In many ways dad’s career defined my early life. In those days, Presbyterian ministers (pastors) in New Zealand stayed a maximum of 7 years in  given parish. It was thought by dad and his contempories that after seven years a minister becomes stale and the congregation got sick of him, and it was time to move on.

In 1972, dad took up a Professorship at the New Zealand Bible College lecturing in pastoral care and evangelism. His classes were very popular with the students. The New Zealand Bible College is now called Laidlaw College.

It took me a while to find my feet out of the shadow of dad and his Christian ministry. Some folks never exit the shadow of their parents.

It’s not that my father was controlling. In fact, quite the opposite. Dad was perhaps a little too disengaged as a father. Too busy. Very vocational in his ministry. It was all-consuming. This is a young man’s disease and dad was more accessible to family as he got older. Despite the busyness and outpouring to other people, I did manage to spend a lot of quality time with dad over the years.

Dad was also a very funny man. Very silly at times. I don’t think mum really “got dad”. Mum was more serious and straight-forward, whereas dad was extremely complex, highly intelligent and full of life. This was quite miraculous, given that for over fifty years he was a diabetic and very dependent on insulin injections throughout each day.

 

Dad pretending cauliflowers from the family garden were ears and thinking this kind of stunt was hilarious. Not bad cauliflowers. Once dad accidentally put a shovel through my nose when I was two and trying to help him dig up the potatoes in the family garden.

 

Dad thought silly glasses and hats were funny.

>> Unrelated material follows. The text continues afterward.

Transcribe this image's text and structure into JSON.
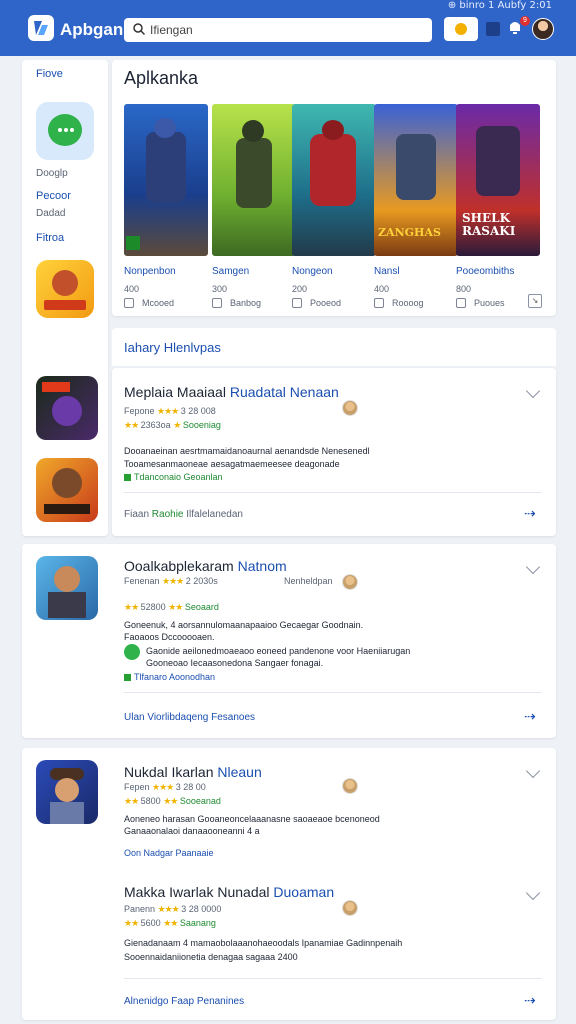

Classic dad. In the 1960s to 1970s, there were lots of these metal creatures in children’s playgrounds all over New Zealand with a hole where the head was so people could stick their heads through and make silly expressions. You can see dad was a natural for this type of theatrics. He wouldn’t care who was watching and would think it was hilarious to muck about like this.

 

My favourite photograph of dad

 

Mum and dad making a grand entry into their granddaughter Alana’s and her husband Jeff’s wedding with everyone applauding. Dad holding his trusty shepherd’s crook which he bought in Israel and was with him to the end. I now have it. Dad came out of the old folks home for this occasion.